Domus 986 on newsstands

In December: the Gdansk Shakespeare Theatre by Rizzi, the Richti quarter by Magnago Lampugnani in Switzerland, the Lost Villa by Woolf in Nairobi and the new flagship store by Yoshioka in London. Free with Domus the 2015 edition of the Europe’s top 100 schools of architecture and design and, only with the paper edition, the first issue of A published in 1946 and directed by Pagani and Bo Bardi.

The editorial of the December issue deals with the theme of the city as a common good, true priority of our time.

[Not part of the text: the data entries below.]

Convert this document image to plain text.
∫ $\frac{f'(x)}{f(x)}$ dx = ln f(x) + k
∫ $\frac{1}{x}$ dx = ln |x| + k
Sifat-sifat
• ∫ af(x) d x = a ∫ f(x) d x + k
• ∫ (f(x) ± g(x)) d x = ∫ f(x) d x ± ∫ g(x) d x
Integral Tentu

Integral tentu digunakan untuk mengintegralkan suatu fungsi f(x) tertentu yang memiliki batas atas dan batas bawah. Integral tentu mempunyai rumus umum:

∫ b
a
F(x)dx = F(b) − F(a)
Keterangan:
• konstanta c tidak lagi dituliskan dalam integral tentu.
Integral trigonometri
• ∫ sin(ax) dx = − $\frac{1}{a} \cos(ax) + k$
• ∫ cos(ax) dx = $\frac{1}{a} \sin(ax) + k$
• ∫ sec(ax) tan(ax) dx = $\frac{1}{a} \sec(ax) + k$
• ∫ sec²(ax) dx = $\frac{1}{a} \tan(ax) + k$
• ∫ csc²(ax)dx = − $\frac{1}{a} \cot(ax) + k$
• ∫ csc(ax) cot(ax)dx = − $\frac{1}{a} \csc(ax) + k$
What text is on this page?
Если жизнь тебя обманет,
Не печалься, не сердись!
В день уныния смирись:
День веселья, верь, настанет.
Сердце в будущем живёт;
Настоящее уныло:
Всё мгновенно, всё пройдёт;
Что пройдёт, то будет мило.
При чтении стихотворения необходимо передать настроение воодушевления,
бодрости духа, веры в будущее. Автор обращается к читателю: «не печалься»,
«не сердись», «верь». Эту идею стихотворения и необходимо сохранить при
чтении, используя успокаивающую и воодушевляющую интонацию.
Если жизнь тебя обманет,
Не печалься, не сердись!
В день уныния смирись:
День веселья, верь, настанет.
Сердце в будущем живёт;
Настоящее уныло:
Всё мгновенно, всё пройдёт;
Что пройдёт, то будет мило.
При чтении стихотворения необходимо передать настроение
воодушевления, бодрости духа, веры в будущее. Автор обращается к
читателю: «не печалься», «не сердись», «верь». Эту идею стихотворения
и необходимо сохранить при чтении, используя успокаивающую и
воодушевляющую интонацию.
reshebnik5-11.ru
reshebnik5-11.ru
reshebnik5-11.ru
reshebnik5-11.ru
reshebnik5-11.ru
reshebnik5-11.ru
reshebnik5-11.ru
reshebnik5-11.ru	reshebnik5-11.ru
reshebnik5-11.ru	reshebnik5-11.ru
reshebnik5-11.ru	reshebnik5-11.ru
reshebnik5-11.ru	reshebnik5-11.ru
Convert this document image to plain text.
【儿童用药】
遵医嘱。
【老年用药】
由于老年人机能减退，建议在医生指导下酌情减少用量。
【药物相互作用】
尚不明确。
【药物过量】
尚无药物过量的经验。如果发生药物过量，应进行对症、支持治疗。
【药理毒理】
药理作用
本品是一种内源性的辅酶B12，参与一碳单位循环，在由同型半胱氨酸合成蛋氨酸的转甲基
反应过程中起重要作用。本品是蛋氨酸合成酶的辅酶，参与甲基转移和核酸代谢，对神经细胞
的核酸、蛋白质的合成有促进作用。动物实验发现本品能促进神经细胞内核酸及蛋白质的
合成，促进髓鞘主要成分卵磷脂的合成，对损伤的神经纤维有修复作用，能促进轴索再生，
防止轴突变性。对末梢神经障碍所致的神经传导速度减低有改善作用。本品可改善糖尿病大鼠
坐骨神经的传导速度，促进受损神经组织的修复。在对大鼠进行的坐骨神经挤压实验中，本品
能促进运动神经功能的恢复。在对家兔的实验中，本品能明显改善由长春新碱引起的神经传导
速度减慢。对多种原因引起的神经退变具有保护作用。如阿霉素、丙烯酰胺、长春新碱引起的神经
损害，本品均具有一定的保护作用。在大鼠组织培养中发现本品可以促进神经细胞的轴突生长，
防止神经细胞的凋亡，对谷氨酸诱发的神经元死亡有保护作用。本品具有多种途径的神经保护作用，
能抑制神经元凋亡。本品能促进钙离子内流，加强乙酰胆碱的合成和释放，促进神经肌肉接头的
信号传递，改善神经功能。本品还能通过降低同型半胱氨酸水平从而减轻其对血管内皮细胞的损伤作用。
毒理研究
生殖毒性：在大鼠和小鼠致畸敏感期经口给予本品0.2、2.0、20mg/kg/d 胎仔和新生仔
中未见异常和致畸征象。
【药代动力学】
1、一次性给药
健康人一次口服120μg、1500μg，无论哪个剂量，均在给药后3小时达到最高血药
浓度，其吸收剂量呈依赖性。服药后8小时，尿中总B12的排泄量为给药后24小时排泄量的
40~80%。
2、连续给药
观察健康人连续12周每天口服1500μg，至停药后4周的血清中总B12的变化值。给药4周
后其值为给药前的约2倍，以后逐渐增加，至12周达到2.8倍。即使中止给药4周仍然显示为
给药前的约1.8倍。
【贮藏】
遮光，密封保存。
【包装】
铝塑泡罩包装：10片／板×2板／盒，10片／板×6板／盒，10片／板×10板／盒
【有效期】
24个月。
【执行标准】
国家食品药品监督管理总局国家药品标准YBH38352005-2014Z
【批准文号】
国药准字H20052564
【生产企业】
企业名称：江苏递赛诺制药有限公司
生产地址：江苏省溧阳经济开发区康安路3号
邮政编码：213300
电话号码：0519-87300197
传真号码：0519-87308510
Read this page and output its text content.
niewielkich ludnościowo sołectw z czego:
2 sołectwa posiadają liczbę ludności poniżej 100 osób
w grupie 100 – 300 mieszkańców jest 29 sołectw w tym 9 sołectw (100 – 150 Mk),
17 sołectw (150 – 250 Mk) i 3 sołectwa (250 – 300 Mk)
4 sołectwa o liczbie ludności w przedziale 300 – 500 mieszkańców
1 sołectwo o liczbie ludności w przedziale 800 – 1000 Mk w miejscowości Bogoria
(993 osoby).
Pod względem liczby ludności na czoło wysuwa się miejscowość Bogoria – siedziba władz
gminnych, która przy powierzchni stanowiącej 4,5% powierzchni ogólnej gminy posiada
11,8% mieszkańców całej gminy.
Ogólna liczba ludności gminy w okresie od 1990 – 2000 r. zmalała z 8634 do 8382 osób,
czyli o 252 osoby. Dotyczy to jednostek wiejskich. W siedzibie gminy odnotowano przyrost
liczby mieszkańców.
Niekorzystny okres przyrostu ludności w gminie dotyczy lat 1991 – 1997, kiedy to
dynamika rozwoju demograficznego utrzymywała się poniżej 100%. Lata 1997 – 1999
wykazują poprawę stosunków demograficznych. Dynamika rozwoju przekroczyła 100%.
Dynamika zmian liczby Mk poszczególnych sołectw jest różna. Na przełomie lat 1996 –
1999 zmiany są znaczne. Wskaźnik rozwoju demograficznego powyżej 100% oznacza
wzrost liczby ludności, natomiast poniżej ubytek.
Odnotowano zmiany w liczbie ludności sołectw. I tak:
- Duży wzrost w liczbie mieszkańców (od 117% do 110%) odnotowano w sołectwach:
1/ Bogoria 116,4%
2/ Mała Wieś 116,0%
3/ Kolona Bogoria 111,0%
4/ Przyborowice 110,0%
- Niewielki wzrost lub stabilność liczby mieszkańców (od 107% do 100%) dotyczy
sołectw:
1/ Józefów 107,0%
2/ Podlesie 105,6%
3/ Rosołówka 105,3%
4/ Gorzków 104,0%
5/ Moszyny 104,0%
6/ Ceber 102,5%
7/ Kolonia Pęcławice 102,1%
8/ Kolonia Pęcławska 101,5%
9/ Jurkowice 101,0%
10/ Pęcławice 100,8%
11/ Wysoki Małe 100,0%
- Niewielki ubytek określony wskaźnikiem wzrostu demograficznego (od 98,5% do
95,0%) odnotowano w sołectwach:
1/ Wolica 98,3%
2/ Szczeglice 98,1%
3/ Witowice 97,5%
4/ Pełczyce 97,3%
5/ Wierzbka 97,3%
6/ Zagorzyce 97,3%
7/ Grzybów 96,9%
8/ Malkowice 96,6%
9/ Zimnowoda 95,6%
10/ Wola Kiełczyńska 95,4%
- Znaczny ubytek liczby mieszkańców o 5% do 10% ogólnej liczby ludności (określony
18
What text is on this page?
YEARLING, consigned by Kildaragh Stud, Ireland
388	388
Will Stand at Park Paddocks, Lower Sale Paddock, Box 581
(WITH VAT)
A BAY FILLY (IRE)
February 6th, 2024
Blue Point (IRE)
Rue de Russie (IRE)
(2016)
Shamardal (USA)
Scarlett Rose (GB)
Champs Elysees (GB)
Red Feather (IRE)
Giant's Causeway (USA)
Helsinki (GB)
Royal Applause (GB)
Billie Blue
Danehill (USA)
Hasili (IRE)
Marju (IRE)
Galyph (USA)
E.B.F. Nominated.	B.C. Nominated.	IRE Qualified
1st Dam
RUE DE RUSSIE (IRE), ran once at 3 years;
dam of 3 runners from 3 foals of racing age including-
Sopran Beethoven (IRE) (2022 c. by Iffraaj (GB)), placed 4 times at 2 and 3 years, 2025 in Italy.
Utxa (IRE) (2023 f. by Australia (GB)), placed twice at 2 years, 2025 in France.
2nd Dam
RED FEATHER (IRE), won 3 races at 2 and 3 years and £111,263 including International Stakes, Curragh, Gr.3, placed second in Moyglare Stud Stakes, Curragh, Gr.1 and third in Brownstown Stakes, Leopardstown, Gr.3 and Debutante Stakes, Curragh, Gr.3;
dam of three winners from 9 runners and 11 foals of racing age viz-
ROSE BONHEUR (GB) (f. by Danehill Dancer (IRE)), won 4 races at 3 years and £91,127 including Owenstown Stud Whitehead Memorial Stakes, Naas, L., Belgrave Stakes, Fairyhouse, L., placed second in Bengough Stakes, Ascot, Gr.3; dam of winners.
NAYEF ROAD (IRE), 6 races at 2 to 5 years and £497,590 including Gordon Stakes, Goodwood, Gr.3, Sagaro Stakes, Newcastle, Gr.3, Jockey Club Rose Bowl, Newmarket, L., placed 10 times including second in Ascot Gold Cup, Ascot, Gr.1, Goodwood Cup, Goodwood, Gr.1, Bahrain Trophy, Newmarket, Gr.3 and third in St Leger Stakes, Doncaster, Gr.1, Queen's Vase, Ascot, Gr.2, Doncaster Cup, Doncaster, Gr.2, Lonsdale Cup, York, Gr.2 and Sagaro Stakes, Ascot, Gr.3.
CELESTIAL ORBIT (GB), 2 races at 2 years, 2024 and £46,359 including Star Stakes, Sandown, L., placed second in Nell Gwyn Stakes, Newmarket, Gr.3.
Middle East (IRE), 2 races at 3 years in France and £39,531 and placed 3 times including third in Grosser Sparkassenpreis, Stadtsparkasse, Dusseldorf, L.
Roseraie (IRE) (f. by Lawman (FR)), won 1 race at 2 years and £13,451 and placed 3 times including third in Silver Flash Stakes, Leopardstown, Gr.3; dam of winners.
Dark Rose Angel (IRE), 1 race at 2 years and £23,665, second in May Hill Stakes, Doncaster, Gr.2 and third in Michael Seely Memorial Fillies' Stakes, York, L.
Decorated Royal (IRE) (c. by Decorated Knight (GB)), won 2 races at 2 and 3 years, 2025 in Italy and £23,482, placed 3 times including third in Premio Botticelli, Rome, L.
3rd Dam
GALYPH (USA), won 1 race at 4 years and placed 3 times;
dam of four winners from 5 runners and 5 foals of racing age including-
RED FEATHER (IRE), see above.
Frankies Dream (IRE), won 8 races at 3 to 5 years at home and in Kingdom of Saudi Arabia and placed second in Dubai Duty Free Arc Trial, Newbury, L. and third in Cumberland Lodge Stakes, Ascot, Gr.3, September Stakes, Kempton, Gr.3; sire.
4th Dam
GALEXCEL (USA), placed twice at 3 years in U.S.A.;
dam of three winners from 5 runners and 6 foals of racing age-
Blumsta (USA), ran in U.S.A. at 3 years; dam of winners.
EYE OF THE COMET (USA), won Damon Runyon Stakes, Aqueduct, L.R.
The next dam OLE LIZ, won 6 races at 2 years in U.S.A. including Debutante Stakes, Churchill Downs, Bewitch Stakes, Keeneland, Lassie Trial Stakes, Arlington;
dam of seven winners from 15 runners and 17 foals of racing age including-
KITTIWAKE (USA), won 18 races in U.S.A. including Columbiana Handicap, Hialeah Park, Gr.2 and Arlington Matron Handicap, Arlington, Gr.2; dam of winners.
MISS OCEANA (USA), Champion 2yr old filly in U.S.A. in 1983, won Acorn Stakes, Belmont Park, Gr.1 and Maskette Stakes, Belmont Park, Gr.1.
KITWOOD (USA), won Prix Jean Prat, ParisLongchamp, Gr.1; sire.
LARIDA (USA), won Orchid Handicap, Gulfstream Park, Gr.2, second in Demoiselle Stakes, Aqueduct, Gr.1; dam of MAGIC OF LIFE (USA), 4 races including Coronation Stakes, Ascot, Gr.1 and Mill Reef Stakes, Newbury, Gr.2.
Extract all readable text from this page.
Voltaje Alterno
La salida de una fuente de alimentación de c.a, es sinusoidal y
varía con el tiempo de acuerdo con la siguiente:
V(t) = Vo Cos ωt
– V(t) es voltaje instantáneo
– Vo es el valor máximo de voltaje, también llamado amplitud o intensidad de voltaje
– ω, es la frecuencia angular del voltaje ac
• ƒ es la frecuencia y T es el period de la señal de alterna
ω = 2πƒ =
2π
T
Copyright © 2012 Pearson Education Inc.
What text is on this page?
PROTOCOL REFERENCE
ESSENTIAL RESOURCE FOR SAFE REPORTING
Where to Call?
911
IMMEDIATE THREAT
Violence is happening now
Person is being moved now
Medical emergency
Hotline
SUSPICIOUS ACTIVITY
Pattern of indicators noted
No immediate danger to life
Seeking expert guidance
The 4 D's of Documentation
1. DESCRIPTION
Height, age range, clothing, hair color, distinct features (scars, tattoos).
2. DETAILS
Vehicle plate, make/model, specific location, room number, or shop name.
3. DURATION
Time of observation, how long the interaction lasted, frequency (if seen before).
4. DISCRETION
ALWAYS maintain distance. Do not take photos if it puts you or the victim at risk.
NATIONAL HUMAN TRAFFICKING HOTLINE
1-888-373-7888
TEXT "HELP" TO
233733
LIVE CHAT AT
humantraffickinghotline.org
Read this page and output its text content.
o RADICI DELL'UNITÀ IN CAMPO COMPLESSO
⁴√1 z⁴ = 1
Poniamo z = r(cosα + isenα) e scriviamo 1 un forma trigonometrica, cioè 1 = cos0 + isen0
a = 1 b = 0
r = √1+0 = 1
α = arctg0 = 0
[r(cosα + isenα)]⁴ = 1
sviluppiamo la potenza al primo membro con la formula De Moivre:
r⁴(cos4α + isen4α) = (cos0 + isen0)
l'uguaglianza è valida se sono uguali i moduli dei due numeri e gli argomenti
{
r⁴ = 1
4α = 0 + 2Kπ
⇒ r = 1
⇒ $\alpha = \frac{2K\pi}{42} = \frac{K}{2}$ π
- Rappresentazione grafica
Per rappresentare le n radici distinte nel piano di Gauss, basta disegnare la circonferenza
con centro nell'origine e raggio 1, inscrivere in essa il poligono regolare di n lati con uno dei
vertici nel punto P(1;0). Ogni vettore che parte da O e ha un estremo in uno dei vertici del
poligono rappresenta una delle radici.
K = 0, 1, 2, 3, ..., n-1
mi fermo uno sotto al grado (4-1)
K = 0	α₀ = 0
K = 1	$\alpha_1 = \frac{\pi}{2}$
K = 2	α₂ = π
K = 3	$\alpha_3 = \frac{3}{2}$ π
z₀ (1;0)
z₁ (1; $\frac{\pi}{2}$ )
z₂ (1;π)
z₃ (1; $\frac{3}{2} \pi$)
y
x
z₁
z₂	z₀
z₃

Among the projects of this month the Richti district, designed by Magnago Lampugnani near Zurich, the construction of which in an empty area found its generating element in the design of the public spaces; the new Elizabethan theatre designed by Renato Rizzi in Gdansk, which allows viewers to experience unprecedented space; and then the transformation of a glorious Moscow movie theatre from the 1930s into a museum of contemporary art by Robbrecht en Daem architecten and the new studies on Camillo Boito’s work face from different perspectives the issue of conservation in architecture.
December issue features two projects of private houses, that of Jonathan Woolf for several generations of the same family on the outskirts of Nairobi, which morphologically adapts to a sloping site, and the house with garden Neoptolemos Michaelides designed in the sixties in Nicosia, which is now the centrepiece of an exhibition on the work of the Cypriot architect. The school this month is the Escuela de Arquitectura della Pontificia Universidad Catolica de Chile that after forming leading designers, is facing a new challenge: to improve the relationship between the discipline and the city; while Steven Holl, in its course at Columbia University, has chosen the relationship between music and architecture as a tool to pull architecture’s craft and its rules back to a central position. On the centenary of Lina Bo Bardi’s birth MAXXI Architecture and Domus pay homage with an exhibition that traces the formative years between Rome and Milan. The magazine has reprinted a 1947’s text written from Brazil and, in annex, an anastatic reprint of the first issue of the magazine A, edited by Lina Bo with Carlo Pagani and Bruno Zevi and published by Editoriale Domus in 1946.
The feedback leads us in Gonçalo Byrne’s Lisbon. In the Elzeviro Gianfranco Dioguardi proposes to rethink and reinvent the city by turning it into an enterprise where we organise the territory’s conservational and cultural maintenance through the full involvement of the citizenry. Last but not least: free with Domus the 2015 edition of the Europe’s top 100 schools of architecture and design.